Pages 170-188 | Published online: 15 Mar 2017
 

ABSTRACT

This article explores how experiences of racialisation toward women who are resettled in Australia from Central African countries of Burundi, Rwanda, and the Democratic Republic of Congo reflect a colonial imaginary and a legacy of postcolonising dominance in Australia. Drawing on 18-months of ethnographic research, I describe how assumptions of difference, dirtiness, and savagery become attached to women resettled in Australia from Central Africa by the persons they encounter within their everyday lives.
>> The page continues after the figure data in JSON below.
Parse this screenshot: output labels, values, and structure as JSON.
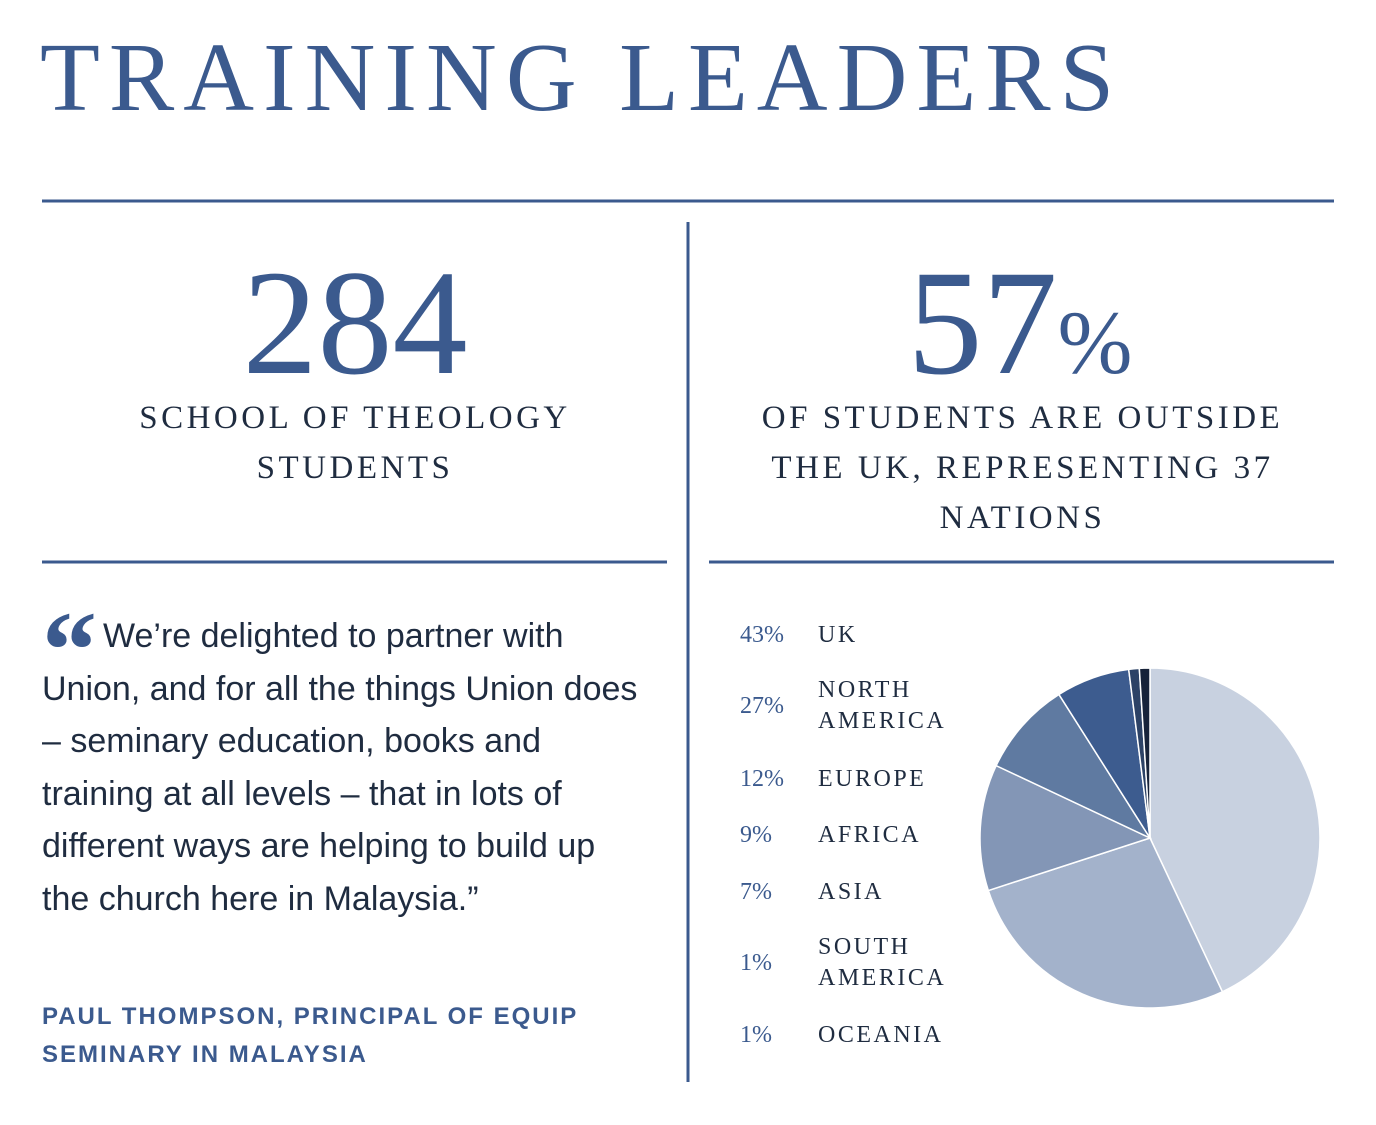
{
  "title": "TRAINING LEADERS",
  "stats": [
    {
      "number": "284",
      "label": "SCHOOL OF THEOLOGY STUDENTS"
    },
    {
      "number": "57",
      "unit": "%",
      "label": "OF STUDENTS ARE OUTSIDE THE UK, REPRESENTING 37 NATIONS"
    }
  ],
  "quote": {
    "open_mark": "“",
    "text": "We’re delighted to partner with Union, and for all the things Union does – seminary education, books and training at all levels – that in lots of different ways are helping to build up the church here in Malaysia.”",
    "attribution": "PAUL THOMPSON, PRINCIPAL OF EQUIP SEMINARY IN MALAYSIA"
  },
  "chart_data": {
    "type": "pie",
    "categories": [
      "UK",
      "NORTH AMERICA",
      "EUROPE",
      "AFRICA",
      "ASIA",
      "SOUTH AMERICA",
      "OCEANIA"
    ],
    "values": [
      43,
      27,
      12,
      9,
      7,
      1,
      1
    ],
    "value_labels": [
      "43%",
      "27%",
      "12%",
      "9%",
      "7%",
      "1%",
      "1%"
    ],
    "colors": [
      "#c8d1e0",
      "#a3b2cb",
      "#8396b6",
      "#5f7aa1",
      "#3d5c8f",
      "#2c4266",
      "#17233a"
    ]
  }
}
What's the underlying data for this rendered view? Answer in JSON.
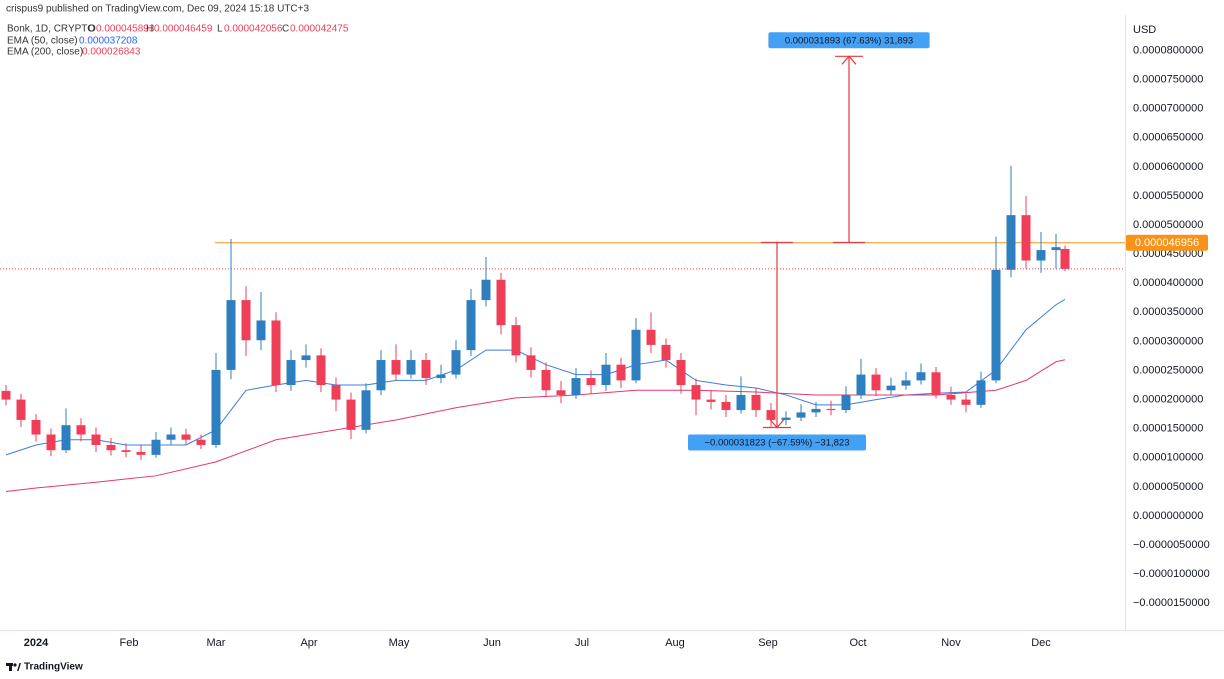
{
  "header": {
    "attribution": "crispus9 published on TradingView.com, Dec 09, 2024 15:18 UTC+3",
    "symbol": "Bonk, 1D, CRYPTO",
    "ohlc_letters": [
      "O",
      "H",
      "L",
      "C"
    ],
    "footer": "TradingView"
  },
  "chart_data": {
    "type": "candlestick",
    "currency": "USD",
    "x": [
      -10,
      -5,
      0,
      5,
      10,
      15,
      20,
      25,
      30,
      35,
      40,
      45,
      50,
      55,
      60,
      65,
      70,
      75,
      80,
      85,
      90,
      95,
      100,
      105,
      110,
      115,
      120,
      125,
      130,
      135,
      140,
      145,
      150,
      155,
      160,
      165,
      170,
      175,
      180,
      185,
      190,
      195,
      200,
      205,
      210,
      215,
      220,
      225,
      230,
      235,
      240,
      245,
      250,
      255,
      260,
      265,
      270,
      275,
      280,
      285,
      290,
      295,
      300,
      305,
      310,
      315,
      320,
      325,
      330,
      335,
      340,
      343
    ],
    "open": [
      2.15e-05,
      2e-05,
      1.65e-05,
      1.4e-05,
      1.13e-05,
      1.56e-05,
      1.4e-05,
      1.22e-05,
      1.13e-05,
      1.1e-05,
      1.05e-05,
      1.31e-05,
      1.4e-05,
      1.31e-05,
      1.22e-05,
      2.51e-05,
      3.71e-05,
      3.02e-05,
      3.36e-05,
      2.25e-05,
      2.68e-05,
      2.76e-05,
      2.25e-05,
      2e-05,
      1.48e-05,
      2.16e-05,
      2.68e-05,
      2.43e-05,
      2.68e-05,
      2.37e-05,
      2.43e-05,
      2.85e-05,
      3.71e-05,
      4.06e-05,
      3.28e-05,
      2.76e-05,
      2.51e-05,
      2.16e-05,
      2.08e-05,
      2.37e-05,
      2.25e-05,
      2.6e-05,
      2.33e-05,
      3.2e-05,
      2.94e-05,
      2.68e-05,
      2.25e-05,
      2e-05,
      1.96e-05,
      1.82e-05,
      2.08e-05,
      1.82e-05,
      1.65e-05,
      1.69e-05,
      1.78e-05,
      1.84e-05,
      1.82e-05,
      2.08e-05,
      2.43e-05,
      2.16e-05,
      2.24e-05,
      2.33e-05,
      2.47e-05,
      2.08e-05,
      2e-05,
      1.91e-05,
      2.33e-05,
      4.23e-05,
      5.17e-05,
      4.39e-05,
      4.57e-05,
      4.5893e-05
    ],
    "high": [
      2.25e-05,
      2.1e-05,
      1.75e-05,
      1.5e-05,
      1.85e-05,
      1.68e-05,
      1.52e-05,
      1.34e-05,
      1.25e-05,
      1.22e-05,
      1.44e-05,
      1.52e-05,
      1.5e-05,
      1.4e-05,
      2.8e-05,
      4.76e-05,
      3.95e-05,
      3.85e-05,
      3.5e-05,
      2.85e-05,
      2.95e-05,
      2.88e-05,
      2.38e-05,
      2.12e-05,
      2.28e-05,
      2.85e-05,
      2.95e-05,
      2.85e-05,
      2.8e-05,
      2.6e-05,
      3.02e-05,
      3.9e-05,
      4.45e-05,
      4.18e-05,
      3.42e-05,
      2.9e-05,
      2.64e-05,
      2.32e-05,
      2.54e-05,
      2.5e-05,
      2.8e-05,
      2.72e-05,
      3.4e-05,
      3.5e-05,
      3.05e-05,
      2.8e-05,
      2.36e-05,
      2.15e-05,
      2.08e-05,
      2.4e-05,
      2.2e-05,
      1.94e-05,
      1.8e-05,
      1.92e-05,
      1.96e-05,
      1.98e-05,
      2.23e-05,
      2.7e-05,
      2.54e-05,
      2.38e-05,
      2.48e-05,
      2.62e-05,
      2.56e-05,
      2.22e-05,
      2.1e-05,
      2.48e-05,
      4.8e-05,
      6.02e-05,
      5.5e-05,
      4.88e-05,
      4.85e-05,
      4.6459e-05
    ],
    "low": [
      1.9e-05,
      1.53e-05,
      1.28e-05,
      1.03e-05,
      1.08e-05,
      1.28e-05,
      1.1e-05,
      1.04e-05,
      1.01e-05,
      9.6e-06,
      1e-05,
      1.23e-05,
      1.23e-05,
      1.15e-05,
      1.17e-05,
      2.35e-05,
      2.75e-05,
      2.85e-05,
      2.13e-05,
      2.15e-05,
      2.55e-05,
      2.13e-05,
      1.8e-05,
      1.32e-05,
      1.42e-05,
      2.08e-05,
      2.33e-05,
      2.36e-05,
      2.25e-05,
      2.28e-05,
      2.36e-05,
      2.75e-05,
      3.6e-05,
      3.12e-05,
      2.64e-05,
      2.38e-05,
      2.04e-05,
      1.94e-05,
      2.01e-05,
      2.1e-05,
      2.15e-05,
      2.2e-05,
      2.28e-05,
      2.8e-05,
      2.55e-05,
      2.1e-05,
      1.73e-05,
      1.83e-05,
      1.7e-05,
      1.76e-05,
      1.7e-05,
      1.52e-05,
      1.56e-05,
      1.63e-05,
      1.7e-05,
      1.73e-05,
      1.77e-05,
      2.01e-05,
      2.06e-05,
      2.08e-05,
      2.17e-05,
      2.26e-05,
      2.02e-05,
      1.91e-05,
      1.78e-05,
      1.86e-05,
      2.28e-05,
      4.1e-05,
      4.25e-05,
      4.18e-05,
      4.25e-05,
      4.2056e-05
    ],
    "close": [
      2e-05,
      1.65e-05,
      1.4e-05,
      1.13e-05,
      1.56e-05,
      1.4e-05,
      1.22e-05,
      1.13e-05,
      1.1e-05,
      1.05e-05,
      1.31e-05,
      1.4e-05,
      1.31e-05,
      1.22e-05,
      2.51e-05,
      3.71e-05,
      3.02e-05,
      3.36e-05,
      2.25e-05,
      2.68e-05,
      2.76e-05,
      2.25e-05,
      2e-05,
      1.48e-05,
      2.16e-05,
      2.68e-05,
      2.43e-05,
      2.68e-05,
      2.37e-05,
      2.43e-05,
      2.85e-05,
      3.71e-05,
      4.06e-05,
      3.28e-05,
      2.76e-05,
      2.51e-05,
      2.16e-05,
      2.08e-05,
      2.37e-05,
      2.25e-05,
      2.6e-05,
      2.33e-05,
      3.2e-05,
      2.94e-05,
      2.68e-05,
      2.25e-05,
      2e-05,
      1.96e-05,
      1.82e-05,
      2.08e-05,
      1.82e-05,
      1.65e-05,
      1.69e-05,
      1.78e-05,
      1.84e-05,
      1.82e-05,
      2.08e-05,
      2.43e-05,
      2.16e-05,
      2.24e-05,
      2.33e-05,
      2.47e-05,
      2.08e-05,
      2e-05,
      1.91e-05,
      2.33e-05,
      4.23e-05,
      5.17e-05,
      4.39e-05,
      4.57e-05,
      4.62e-05,
      4.2475e-05
    ],
    "up_color": "#2e7fc0",
    "down_color": "#ef3f58",
    "series": [
      {
        "name": "EMA (50, close)",
        "color": "#3d7be0",
        "x": [
          -10,
          0,
          10,
          20,
          30,
          40,
          50,
          60,
          70,
          80,
          90,
          100,
          110,
          120,
          130,
          140,
          150,
          160,
          170,
          180,
          190,
          200,
          210,
          220,
          230,
          240,
          250,
          260,
          270,
          280,
          290,
          300,
          310,
          320,
          330,
          340,
          343
        ],
        "values": [
          1.05e-05,
          1.22e-05,
          1.31e-05,
          1.31e-05,
          1.22e-05,
          1.22e-05,
          1.22e-05,
          1.48e-05,
          2.16e-05,
          2.25e-05,
          2.33e-05,
          2.25e-05,
          2.25e-05,
          2.33e-05,
          2.33e-05,
          2.51e-05,
          2.85e-05,
          2.85e-05,
          2.6e-05,
          2.43e-05,
          2.43e-05,
          2.6e-05,
          2.68e-05,
          2.33e-05,
          2.25e-05,
          2.2e-05,
          2.08e-05,
          1.91e-05,
          1.91e-05,
          2e-05,
          2.08e-05,
          2.11e-05,
          2.13e-05,
          2.51e-05,
          3.2e-05,
          3.63e-05,
          3.7208e-05
        ]
      },
      {
        "name": "EMA (200, close)",
        "color": "#e8366b",
        "x": [
          -10,
          0,
          20,
          40,
          60,
          80,
          100,
          120,
          140,
          160,
          180,
          200,
          220,
          240,
          260,
          280,
          300,
          320,
          330,
          340,
          343
        ],
        "values": [
          4.2e-06,
          4.8e-06,
          5.8e-06,
          6.9e-06,
          9.3e-06,
          1.31e-05,
          1.48e-05,
          1.65e-05,
          1.86e-05,
          2.03e-05,
          2.08e-05,
          2.16e-05,
          2.16e-05,
          2.13e-05,
          2.08e-05,
          2.08e-05,
          2.08e-05,
          2.16e-05,
          2.33e-05,
          2.65e-05,
          2.6843e-05
        ]
      }
    ],
    "hline": {
      "value": 4.6956e-05,
      "color": "#f7931a"
    },
    "measures": [
      {
        "label": "0.000031893 (67.63%) 31,893",
        "x": 271,
        "from": 4.7e-05,
        "to": 7.9e-05
      },
      {
        "label": "−0.000031823 (−67.59%) −31,823",
        "x": 247,
        "from": 4.7e-05,
        "to": 1.52e-05
      }
    ],
    "xlim": [
      -12,
      363
    ],
    "xticks": [
      {
        "value": 0,
        "label": "2024"
      },
      {
        "value": 31,
        "label": "Feb"
      },
      {
        "value": 60,
        "label": "Mar"
      },
      {
        "value": 91,
        "label": "Apr"
      },
      {
        "value": 121,
        "label": "May"
      },
      {
        "value": 152,
        "label": "Jun"
      },
      {
        "value": 182,
        "label": "Jul"
      },
      {
        "value": 213,
        "label": "Aug"
      },
      {
        "value": 244,
        "label": "Sep"
      },
      {
        "value": 274,
        "label": "Oct"
      },
      {
        "value": 305,
        "label": "Nov"
      },
      {
        "value": 335,
        "label": "Dec"
      }
    ],
    "ylim": [
      -1.96e-05,
      8.61e-05
    ],
    "yticks": [
      {
        "value": 8e-05,
        "label": "0.0000800000"
      },
      {
        "value": 7.5e-05,
        "label": "0.0000750000"
      },
      {
        "value": 7e-05,
        "label": "0.0000700000"
      },
      {
        "value": 6.5e-05,
        "label": "0.0000650000"
      },
      {
        "value": 6e-05,
        "label": "0.0000600000"
      },
      {
        "value": 5.5e-05,
        "label": "0.0000550000"
      },
      {
        "value": 5e-05,
        "label": "0.0000500000"
      },
      {
        "value": 4.5e-05,
        "label": "0.0000450000"
      },
      {
        "value": 4e-05,
        "label": "0.0000400000"
      },
      {
        "value": 3.5e-05,
        "label": "0.0000350000"
      },
      {
        "value": 3e-05,
        "label": "0.0000300000"
      },
      {
        "value": 2.5e-05,
        "label": "0.0000250000"
      },
      {
        "value": 2e-05,
        "label": "0.0000200000"
      },
      {
        "value": 1.5e-05,
        "label": "0.0000150000"
      },
      {
        "value": 1e-05,
        "label": "0.0000100000"
      },
      {
        "value": 5e-06,
        "label": "0.0000050000"
      },
      {
        "value": 0,
        "label": "0.0000000000"
      },
      {
        "value": -5e-06,
        "label": "−0.0000050000"
      },
      {
        "value": -1e-05,
        "label": "−0.0000100000"
      },
      {
        "value": -1.5e-05,
        "label": "−0.0000150000"
      }
    ],
    "grid": false
  }
}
Although resettled refugees are provided with civic inclusion in the nation as permanent residents, such experiences of marginalisation in contexts of everyday life represent a form of mis-interpellation, in which their inclusion as residents does not equate to being treated with social worth. I argue that the resettlement of refugees in Australia is as much a civilising process as a process of providing resettled refugees with protection.

Disclosure statement

No potential conflict of interest was reported by the authors.

Notes on contributor

Dr Georgina Ramsay is a Sessional Academic in the School of Humanities and Social Science and Research Assistant at the Centre of Excellence for Equity in Higher Education, both at the University of Newcastle, Australia. Her research specialisations include: socio-cultural anthropology in relation to displacement, transnationalism, and motherhood; refugee and forced migration studies; and, more recently, equity and diversity in higher education.

Notes

1 ‘Central Africa’ here refers to the countries of Burundi, Rwanda, and the Democratic Republic of Congo. The women who participated in the research for this article were born in one of these three countries. The choice to delineate the research population as based on this regional label reflects UNHCR (Citation2015a) regional categorisations, but does not mean time imply that this regional label designates a culturally, socially, and politically homogenised group of people, as is emphasised in Phillips’ (Citation2015) introduction to the Online Issue Research on Refugees and Asylum Seekers published in the Journal of Intercultural Studies.

Additional information

Funding

This work was supported by NSW Department of Education and Training (Australian Postgraduate Award).